Pratt in Venice alum Alessandro Levato (PiV ‘18) has recently completed an MFA from the New York Academy of Art. We recently sat down with Alessandro, who shared thoughts on his artistic practice, memories of Venice, and ideas on future directions in his work.
Pratt in Venice: What have you been up to since Pratt in Venice and graduating from Pratt Institute?
Alessandro Levato: Since Pratt in Venice I have been able to explore different mediums and processes of working. I have gotten a Masters in Art Law at Christie's Auction House NY, and a Masters in Fine Arts at The New York Academy of Art. Using both of these areas of study I was able to study the business side of the art world and art market as well as apply that to the work that to the current body of work. It allowed me to see a broader view of the contemporary world.

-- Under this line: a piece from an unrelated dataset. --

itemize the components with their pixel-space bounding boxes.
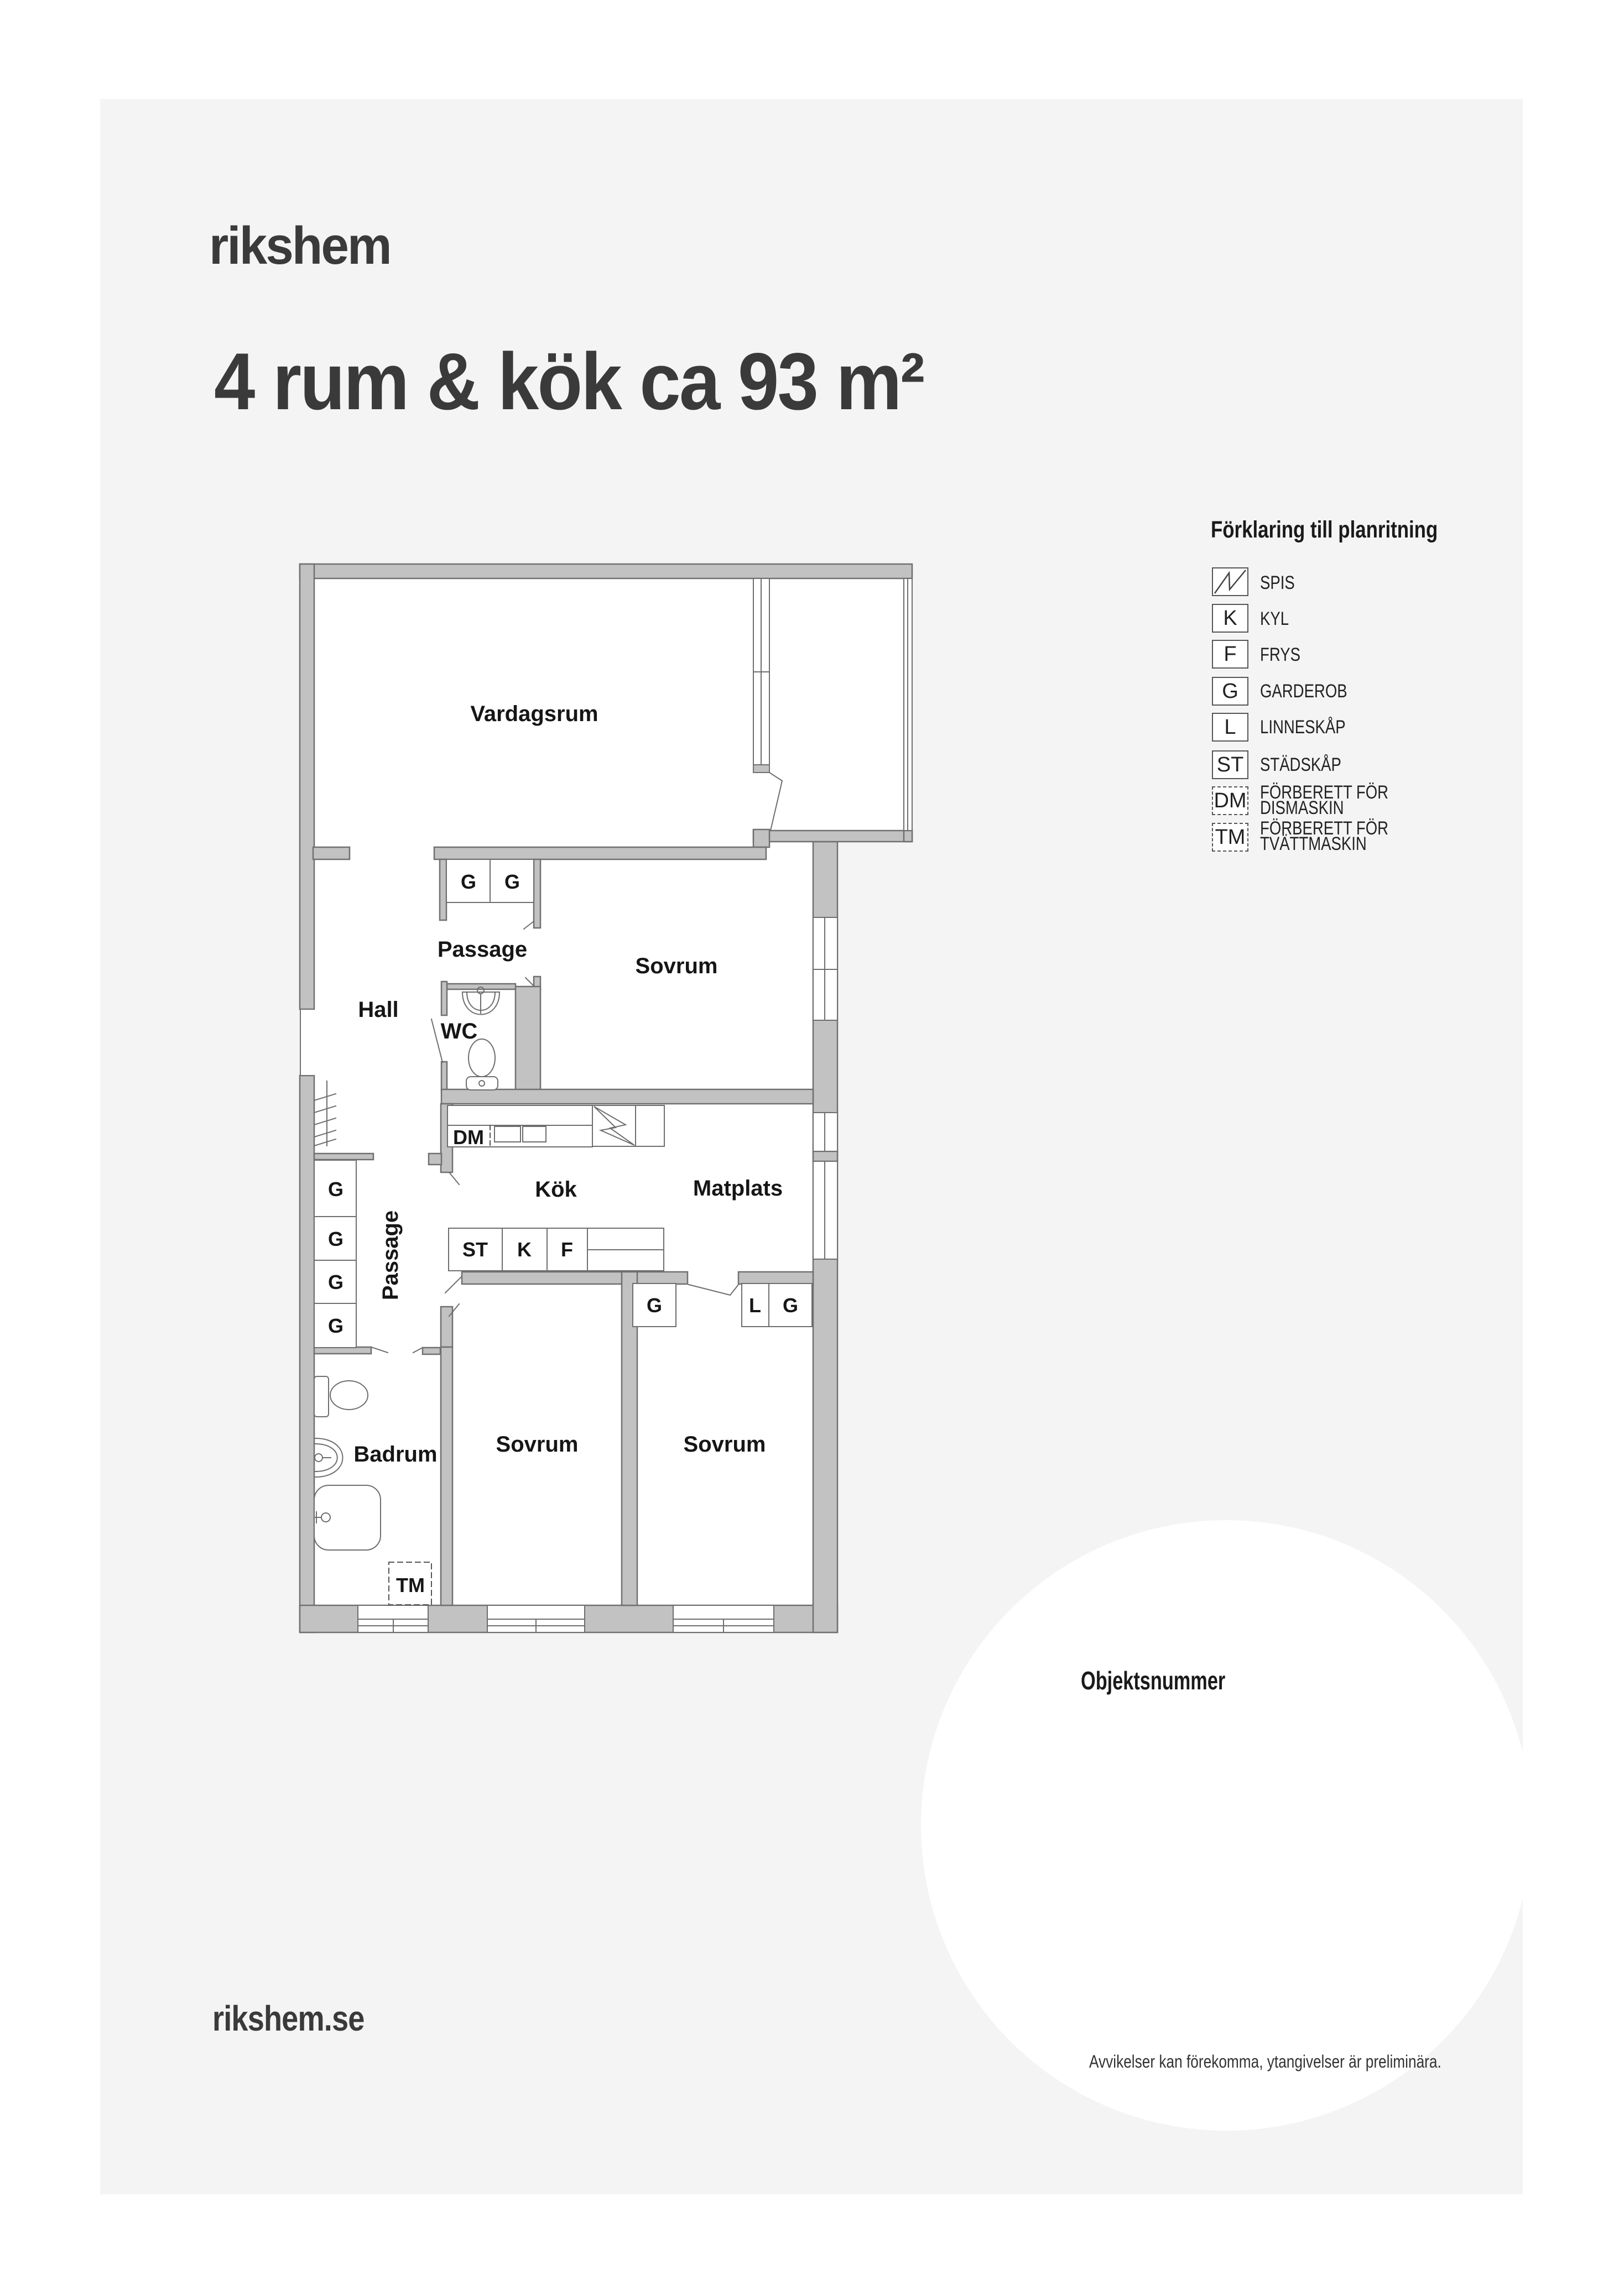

PiV: Could you describe your artistic practice a bit?
AL: My current practice is painting that is based in printmaking. Through the use of Monoprinting, I use oil sticks on plexiglass and press the painting onto paper using a printing press. The works not only have meaning within the image of the self portrait but the physicality of the technique I use, directly relates to the 'trans'fer of information. The transformation being multiple images that are selectively deconstructed and reconstructed to create the final image. This is how I translate my identity.
PiV: What do you remember most vividly from Venice?
AL: What I remember most from Venice (besides falling in love with Drue [Schwarz, PiV ‘18]) is spending time in both the painting studio and printmaking studio. The Scuola Grafica was a place where I first really explored monoprinting with watercolor crayons. The simplicity of using a large stick of color to create an image with multiple sticks of color is very interesting to me. Very immediate and direct.
PiV: Where do you see you/your work going next?
AL: Towards the end of my MFA, expanding from just being a painting major, I started to explore painting as an object. I created an image that needed to be an aerial view and I built the image into a table top to break free of the binding roles of a painting. It was a self portrait in a field of grass. I used transparent blue plexiglass so that my image was only visible through the hands of the machine. This plexi has cutouts of hand drawn and machine cut clouds. These clouds are simplified forms of body parts. I am integrating the machine because I am only a body through synthetically made testosterone. I am hand and machine made. The viewer's position of viewing me through a machine made natural landscape forces the body to go so far into nature that there is no gender. It forces the viewer to see my self portrait as nature just as it forces the viewer to be confronted with a table that has cloud formation holes on the surface. I see my work expanding along these lines to transition painting past its own boundaries.